Fungal disease is a major issue in citrus groves. If a fungal disease goes undetected, it can spread quickly, with the potential to damage an entire crop. Therefore, a major key to the success of a citrus crop is thorough and careful disease monitoring.
Bruno Holz Gemignani of 3DGEO, an aerial mapping service provider, was helping a grower do just that over a citrus grove in Brazil. After flying and collecting imagery with the MicaSense RedEdge sensor, Bruno used MicaSense Atlas to analyze the imagery, beginning with the NDVI vegetation index.
In this case, the NDVI layer looked mostly homogeneous, identifying some areas of stress that were later confirmed to be weeds.

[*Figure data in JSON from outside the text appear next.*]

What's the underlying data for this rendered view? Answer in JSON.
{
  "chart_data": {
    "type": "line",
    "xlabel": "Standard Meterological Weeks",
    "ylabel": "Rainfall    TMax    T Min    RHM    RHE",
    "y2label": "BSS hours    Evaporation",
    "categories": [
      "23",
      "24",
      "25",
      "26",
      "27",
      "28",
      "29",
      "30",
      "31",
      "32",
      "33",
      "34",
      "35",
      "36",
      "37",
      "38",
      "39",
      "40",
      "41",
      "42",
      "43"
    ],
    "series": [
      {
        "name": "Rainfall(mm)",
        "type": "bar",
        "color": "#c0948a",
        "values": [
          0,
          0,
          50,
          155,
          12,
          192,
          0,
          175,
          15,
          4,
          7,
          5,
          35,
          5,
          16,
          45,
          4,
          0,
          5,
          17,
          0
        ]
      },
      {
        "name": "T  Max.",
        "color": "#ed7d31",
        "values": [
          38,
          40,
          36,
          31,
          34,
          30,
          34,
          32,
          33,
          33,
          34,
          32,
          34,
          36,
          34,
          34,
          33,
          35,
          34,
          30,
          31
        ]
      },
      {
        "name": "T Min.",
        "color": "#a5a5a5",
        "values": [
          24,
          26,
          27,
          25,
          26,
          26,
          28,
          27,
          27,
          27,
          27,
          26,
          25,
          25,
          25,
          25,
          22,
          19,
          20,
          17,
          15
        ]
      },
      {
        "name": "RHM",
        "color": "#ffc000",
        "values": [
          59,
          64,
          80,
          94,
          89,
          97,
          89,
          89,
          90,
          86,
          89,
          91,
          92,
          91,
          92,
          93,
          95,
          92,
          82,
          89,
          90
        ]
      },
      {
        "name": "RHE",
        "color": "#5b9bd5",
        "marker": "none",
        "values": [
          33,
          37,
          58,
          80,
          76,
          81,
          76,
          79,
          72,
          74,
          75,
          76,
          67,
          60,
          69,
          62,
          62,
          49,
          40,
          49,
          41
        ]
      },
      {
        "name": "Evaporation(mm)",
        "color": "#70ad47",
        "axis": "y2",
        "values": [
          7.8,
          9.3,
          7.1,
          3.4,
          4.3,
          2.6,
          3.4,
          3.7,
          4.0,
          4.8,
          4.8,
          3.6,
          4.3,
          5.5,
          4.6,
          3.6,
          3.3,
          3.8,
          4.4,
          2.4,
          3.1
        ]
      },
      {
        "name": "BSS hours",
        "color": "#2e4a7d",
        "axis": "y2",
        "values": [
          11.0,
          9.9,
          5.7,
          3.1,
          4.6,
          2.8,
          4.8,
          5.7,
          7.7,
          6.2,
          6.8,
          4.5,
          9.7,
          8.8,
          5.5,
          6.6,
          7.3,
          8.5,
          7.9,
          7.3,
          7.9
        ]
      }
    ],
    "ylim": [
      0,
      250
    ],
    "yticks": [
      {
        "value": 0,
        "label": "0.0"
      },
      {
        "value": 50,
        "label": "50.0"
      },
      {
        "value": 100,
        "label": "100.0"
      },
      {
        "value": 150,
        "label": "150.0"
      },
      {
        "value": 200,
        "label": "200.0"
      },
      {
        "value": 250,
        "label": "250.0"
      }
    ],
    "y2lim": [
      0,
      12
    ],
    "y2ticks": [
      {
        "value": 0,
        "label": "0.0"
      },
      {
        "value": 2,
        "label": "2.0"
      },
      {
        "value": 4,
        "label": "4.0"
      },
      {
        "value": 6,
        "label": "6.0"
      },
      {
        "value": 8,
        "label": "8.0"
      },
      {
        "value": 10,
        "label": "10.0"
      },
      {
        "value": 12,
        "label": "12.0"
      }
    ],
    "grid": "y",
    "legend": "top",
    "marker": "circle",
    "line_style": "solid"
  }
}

Not much help. However, Bruno did have some knowledge of this field and knew that phytophthora, a fungal disease affecting the roots of the plant, was present. He and the grower just didn’t know which plants were affected and where it was spreading.
Dissatisfied with the information presented by NDVI, Bruno switched to the Chlorophyll Map layer in Atlas, an index specifically targeted to measure plant health. This layer showed a different picture, calling out several trees with extremely low values. With the help of the geo-location tool in Atlas, he and the grower then walked out to the affected trees, and were able to confirm that they were indeed diseased, showing signs of phytophthora. The grower later removed them, halting the disease’s spread and saving that year’s yield and profit.

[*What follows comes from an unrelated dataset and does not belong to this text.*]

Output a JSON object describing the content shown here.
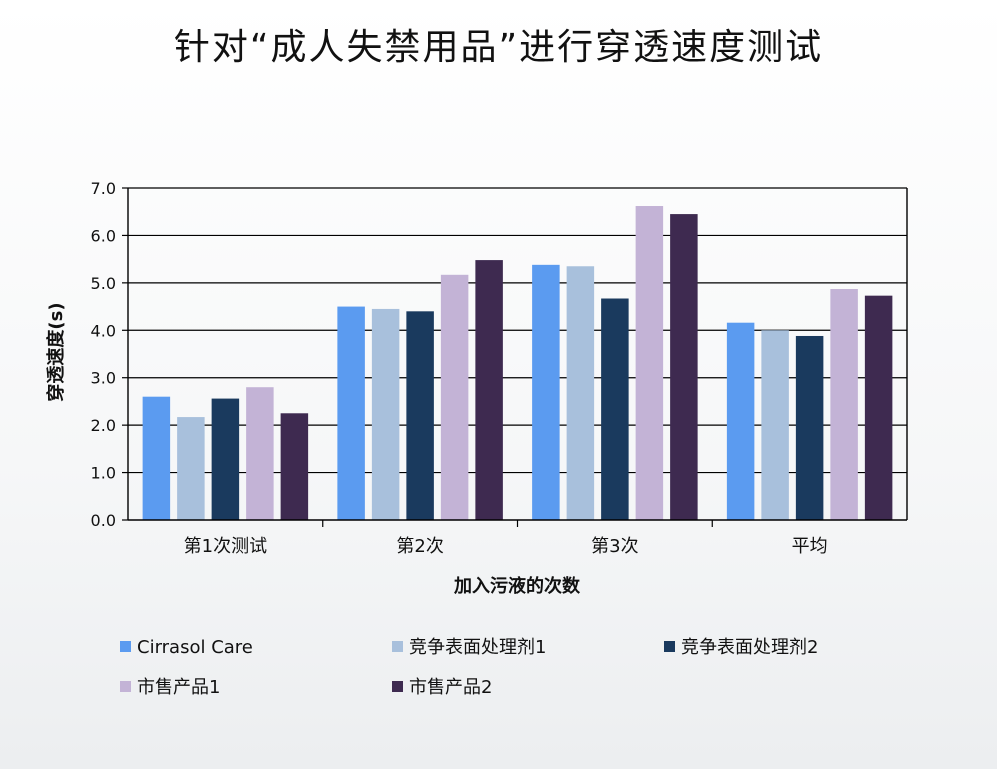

While NDVI tells a lot about a crop’s vigor, its ability in detecting plant health issues is limited. This is why we focus on creating health-based analysis tools to bring value to our customers. With the help of a detailed and vigilant service provider, this grower was able to identify disease before it was visible to the naked eye, demonstrating the power of advanced vegetation indices and a sensor that makes that analysis possible.